Metrics interact with these two uses of MPRs differently, as described in the following two sections. This leads to the requirement for two separate sets of MPRs for these two uses when using metrics. The relationship between these two sets of MPRs is considered in Section 6.3.
度量与MPR的这两种使用之间的交互方式不同,如下两节所述。这导致在使用度量时,这两种用途需要两套独立的MPR。第6.3节考虑了这两组MPR之间的关系。
The essential detail of the "flooding MPR" selection specification is that a router must select a set of MPRs such that a message transmitted by a router and retransmitted by all its flooding MPRs will reach all of the selecting router's symmetric 2-hop neighbors.

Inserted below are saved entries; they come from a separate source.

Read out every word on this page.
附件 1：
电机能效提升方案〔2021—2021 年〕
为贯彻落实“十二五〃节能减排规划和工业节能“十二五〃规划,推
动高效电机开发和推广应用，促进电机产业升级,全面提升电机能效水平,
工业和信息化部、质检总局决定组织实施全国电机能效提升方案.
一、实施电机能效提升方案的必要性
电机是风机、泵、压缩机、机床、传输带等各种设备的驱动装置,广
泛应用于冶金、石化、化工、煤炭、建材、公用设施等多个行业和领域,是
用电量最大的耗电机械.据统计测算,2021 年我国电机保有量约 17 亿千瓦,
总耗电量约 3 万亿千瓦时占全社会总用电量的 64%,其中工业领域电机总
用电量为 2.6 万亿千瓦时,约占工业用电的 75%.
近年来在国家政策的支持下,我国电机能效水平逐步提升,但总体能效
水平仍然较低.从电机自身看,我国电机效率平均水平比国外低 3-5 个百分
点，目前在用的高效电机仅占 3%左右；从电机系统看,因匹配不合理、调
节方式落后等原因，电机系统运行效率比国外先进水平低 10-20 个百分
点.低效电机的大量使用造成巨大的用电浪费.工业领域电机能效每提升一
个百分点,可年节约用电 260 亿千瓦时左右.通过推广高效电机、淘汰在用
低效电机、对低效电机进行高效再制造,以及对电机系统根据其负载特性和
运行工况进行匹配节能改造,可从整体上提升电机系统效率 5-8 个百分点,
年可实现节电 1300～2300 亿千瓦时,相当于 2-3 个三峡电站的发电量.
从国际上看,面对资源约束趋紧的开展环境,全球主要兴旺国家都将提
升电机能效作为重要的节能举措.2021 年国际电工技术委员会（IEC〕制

“泛洪MPR”选择规范的基本细节是,路由器必须选择一组MPR,以便由路由器传输并由其所有泛洪MPR重新传输的消息将到达选择路由器的所有对称2跳邻居。
Flooding MPR selection can ignore metrics and produce a solution that meets the required specification. However, that does not mean that metrics cannot be usefully considered in selecting flooding MPRs. Consider the network in Figure 2, where numbers are metrics of links in the direction away from router A, towards router D.
泛洪MPR选择可以忽略指标并生成满足所需规范的解决方案。然而,这并不意味着在选择泛洪MPR时不能有效地考虑指标。考虑图2中的网络,其中数字是远离路由器A的方向的链路度量,指向路由器D。
3 A ----- B | | 1 | | 1 | | C ----- D 4
3 A ----- B | | 1 | | 1 | | C ----- D 4
Figure 2
图2
Which is the better flooding MPR selection by router A: B or C? If the metric represents probability of message loss, then clearly choosing B maximizes the probability of a message sent by A reaching D. This is despite C having a lower metric in its connection to A than B does. (Similar arguments about a preference for B can be made if, for example, the metric represents data rate or delay rather than probability of loss.)
路由器A:B或C的泛洪MPR选择哪个更好?如果度量表示消息丢失的概率,那么显然选择B将使a发送的消息到达D的概率最大化。尽管C在与a的连接中的度量比B低。(例如,如果度量表示数据速率或延迟而不是丢失概率,则可以对B的偏好进行类似的论证。)
However, neither should only the second hop be considered. If this example is modified to that in Figure 3, where the numbers still are metrics of links in the direction away from router A, towards router D, then it is possible that, when A is selecting flooding MPRs, selecting C is preferable to selecting B.
但是,也不应只考虑第二跳。如果将该示例修改为图3中的示例,其中数字仍然是远离路由器A、朝向路由器D的方向上的链路的度量,则当A选择泛洪MPR时,选择C比选择B更可取。
3 A ----- B | | 1 | | 3 | | C ----- D 4
3 A ----- B | | 1 | | 3 | | C ----- D 4
Figure 3
图3
If the metrics represent scaled values of delay or the probability of loss, then selecting C is clearly better. This indicates that the sum of metrics is an appropriate measure to use to choose between B and C.
如果度量值表示延迟或损失概率的标度值,那么选择C显然更好。这表明度量的总和是在B和C之间选择的合适度量。
However, this is a particularly simple example. Usually, it is not a simple choice between two routers as a flooding MPR, each only adding one router coverage. When considering which router to next add as a flooding MPR, a more general process should incorporate the metric to that router and the metric from that router to each symmetric 2-hop neighbor as well as the number of newly covered symmetric 2-hop neighbors. Other factors may also be included.
然而,这是一个特别简单的例子。通常,作为泛洪MPR,在两个路由器之间进行选择并不简单,每个路由器只增加一个路由器覆盖范围。当考虑下一个添加哪个路由器作为泛洪MPR时,更一般的过程应该包括该路由器的度量、该路由器到每个对称2跳邻居的度量以及新覆盖的对称2跳邻居的数量。其他因素也可能包括在内。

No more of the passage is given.